STEVE WYNN, the owner of the Mirage who promoted the fight themselves, offered the champion private use of the sauna to get in the shape, but “Buster’s” mind was clearly only interested in one thing, as proven by his $98 food order from room service, whilst he was using it.
THE weight difference was a remarkable 38lbs, with Holyfield at 208lbs looking every inch “The Real Deal”. Douglas had immense ability, but his chronic lack of dedication prevented him from reaching his full potential.
IT was as simple a night’s work as Holyfield could have wished for, as he controlled Douglas like a marionette. He landed 66 of 100 punches – compared to his opponent’s 20 of 69 – before detonating a right cross on Douglas’ chin in the third.

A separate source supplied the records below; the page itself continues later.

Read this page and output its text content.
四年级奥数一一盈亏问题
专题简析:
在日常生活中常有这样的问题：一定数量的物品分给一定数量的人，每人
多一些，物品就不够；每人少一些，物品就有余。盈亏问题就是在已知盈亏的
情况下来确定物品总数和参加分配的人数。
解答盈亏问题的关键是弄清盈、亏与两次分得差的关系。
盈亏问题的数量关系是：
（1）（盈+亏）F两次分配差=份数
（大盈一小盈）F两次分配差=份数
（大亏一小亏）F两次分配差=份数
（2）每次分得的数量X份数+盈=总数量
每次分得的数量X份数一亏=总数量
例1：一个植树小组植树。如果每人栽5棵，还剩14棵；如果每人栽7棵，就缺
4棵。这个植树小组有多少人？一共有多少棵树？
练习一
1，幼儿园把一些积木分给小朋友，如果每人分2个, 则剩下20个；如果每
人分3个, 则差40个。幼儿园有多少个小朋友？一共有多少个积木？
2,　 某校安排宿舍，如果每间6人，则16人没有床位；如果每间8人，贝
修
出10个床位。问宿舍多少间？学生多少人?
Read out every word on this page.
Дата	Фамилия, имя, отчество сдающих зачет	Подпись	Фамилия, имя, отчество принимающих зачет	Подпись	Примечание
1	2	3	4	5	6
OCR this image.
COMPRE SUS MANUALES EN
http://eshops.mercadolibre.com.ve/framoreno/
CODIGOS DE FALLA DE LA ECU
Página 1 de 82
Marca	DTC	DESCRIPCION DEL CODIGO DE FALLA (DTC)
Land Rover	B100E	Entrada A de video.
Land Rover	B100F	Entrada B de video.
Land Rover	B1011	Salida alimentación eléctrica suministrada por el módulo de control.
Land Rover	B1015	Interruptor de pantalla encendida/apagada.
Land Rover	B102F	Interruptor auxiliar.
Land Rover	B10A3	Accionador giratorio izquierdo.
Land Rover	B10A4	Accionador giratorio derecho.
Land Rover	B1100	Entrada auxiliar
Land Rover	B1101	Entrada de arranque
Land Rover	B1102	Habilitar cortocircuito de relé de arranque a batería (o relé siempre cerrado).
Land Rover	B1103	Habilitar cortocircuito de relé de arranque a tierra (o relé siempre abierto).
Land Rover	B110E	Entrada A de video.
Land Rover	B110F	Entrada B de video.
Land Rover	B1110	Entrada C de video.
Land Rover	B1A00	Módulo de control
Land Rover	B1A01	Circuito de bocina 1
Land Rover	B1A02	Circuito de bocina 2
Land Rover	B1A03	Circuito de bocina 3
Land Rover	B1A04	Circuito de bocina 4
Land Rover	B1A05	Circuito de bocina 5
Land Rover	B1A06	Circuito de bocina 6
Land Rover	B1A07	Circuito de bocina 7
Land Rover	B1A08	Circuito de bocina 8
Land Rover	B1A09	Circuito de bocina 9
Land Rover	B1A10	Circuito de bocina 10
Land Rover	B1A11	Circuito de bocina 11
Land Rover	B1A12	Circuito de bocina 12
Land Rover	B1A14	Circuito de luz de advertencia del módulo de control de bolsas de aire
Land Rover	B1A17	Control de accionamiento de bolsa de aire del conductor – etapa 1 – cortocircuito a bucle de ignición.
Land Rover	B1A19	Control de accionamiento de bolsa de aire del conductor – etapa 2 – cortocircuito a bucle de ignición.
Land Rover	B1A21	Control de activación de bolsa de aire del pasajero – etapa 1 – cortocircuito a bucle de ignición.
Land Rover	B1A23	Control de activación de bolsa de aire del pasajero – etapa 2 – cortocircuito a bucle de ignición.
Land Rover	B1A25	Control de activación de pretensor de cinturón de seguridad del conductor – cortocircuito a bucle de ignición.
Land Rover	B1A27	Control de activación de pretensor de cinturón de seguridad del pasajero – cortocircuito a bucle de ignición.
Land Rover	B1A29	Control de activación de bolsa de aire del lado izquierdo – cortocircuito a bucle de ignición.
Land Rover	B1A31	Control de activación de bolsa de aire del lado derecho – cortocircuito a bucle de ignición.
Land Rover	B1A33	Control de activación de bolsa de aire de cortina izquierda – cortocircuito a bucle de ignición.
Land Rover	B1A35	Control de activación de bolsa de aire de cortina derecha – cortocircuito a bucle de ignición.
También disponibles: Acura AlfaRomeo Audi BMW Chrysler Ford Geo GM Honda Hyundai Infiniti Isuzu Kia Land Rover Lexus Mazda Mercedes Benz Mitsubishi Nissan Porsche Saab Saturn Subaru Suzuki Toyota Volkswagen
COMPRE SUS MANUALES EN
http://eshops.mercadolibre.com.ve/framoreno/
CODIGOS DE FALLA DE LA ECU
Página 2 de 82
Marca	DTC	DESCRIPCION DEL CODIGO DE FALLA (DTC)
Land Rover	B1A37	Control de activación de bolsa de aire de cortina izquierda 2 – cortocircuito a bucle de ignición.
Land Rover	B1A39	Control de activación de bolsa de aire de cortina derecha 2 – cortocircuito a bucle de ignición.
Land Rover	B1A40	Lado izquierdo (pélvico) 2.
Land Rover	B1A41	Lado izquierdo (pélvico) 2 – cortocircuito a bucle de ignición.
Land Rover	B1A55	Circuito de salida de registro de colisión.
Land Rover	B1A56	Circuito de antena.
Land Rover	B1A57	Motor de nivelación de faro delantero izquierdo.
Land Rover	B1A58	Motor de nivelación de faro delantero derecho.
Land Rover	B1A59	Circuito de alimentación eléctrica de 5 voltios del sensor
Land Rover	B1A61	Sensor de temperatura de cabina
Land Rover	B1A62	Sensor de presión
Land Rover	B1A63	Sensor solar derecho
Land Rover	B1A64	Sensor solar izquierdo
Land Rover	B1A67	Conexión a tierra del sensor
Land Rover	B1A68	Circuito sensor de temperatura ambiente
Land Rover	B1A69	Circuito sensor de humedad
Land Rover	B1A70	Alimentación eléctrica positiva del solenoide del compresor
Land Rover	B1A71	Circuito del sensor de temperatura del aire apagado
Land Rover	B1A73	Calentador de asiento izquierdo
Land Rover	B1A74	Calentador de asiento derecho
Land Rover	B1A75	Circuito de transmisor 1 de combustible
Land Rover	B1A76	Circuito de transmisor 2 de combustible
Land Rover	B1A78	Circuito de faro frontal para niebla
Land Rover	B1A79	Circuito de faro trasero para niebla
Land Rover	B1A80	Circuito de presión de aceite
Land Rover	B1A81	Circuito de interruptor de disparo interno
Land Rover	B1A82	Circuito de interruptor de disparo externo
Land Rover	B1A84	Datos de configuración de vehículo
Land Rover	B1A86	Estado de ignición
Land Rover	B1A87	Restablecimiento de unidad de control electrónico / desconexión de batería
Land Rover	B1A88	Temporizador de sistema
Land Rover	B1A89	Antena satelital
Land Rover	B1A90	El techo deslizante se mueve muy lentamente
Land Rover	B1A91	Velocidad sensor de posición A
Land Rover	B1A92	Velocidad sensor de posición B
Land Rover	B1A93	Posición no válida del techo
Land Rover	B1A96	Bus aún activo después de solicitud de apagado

BUSTER made no effort to rise, content to be counted into retirement by referee Mills Lane, whilst Holyfield, who pocketed $8 million, became an undisputed champion at a second weight.
DOUGLAS returned to the ring in 1996, after previously slipping into a diabetic coma, while shockingly overweight. He won eight fights, but the comeback stopped when he was knocked out in a round by Lou Savarese.
HOLYFIELD’S storied career finally came to an end in 2011. A place at Canastota in the Hall of Fame is one of the safest bets you could make and he is rightly regarded as a true legend of the modern era.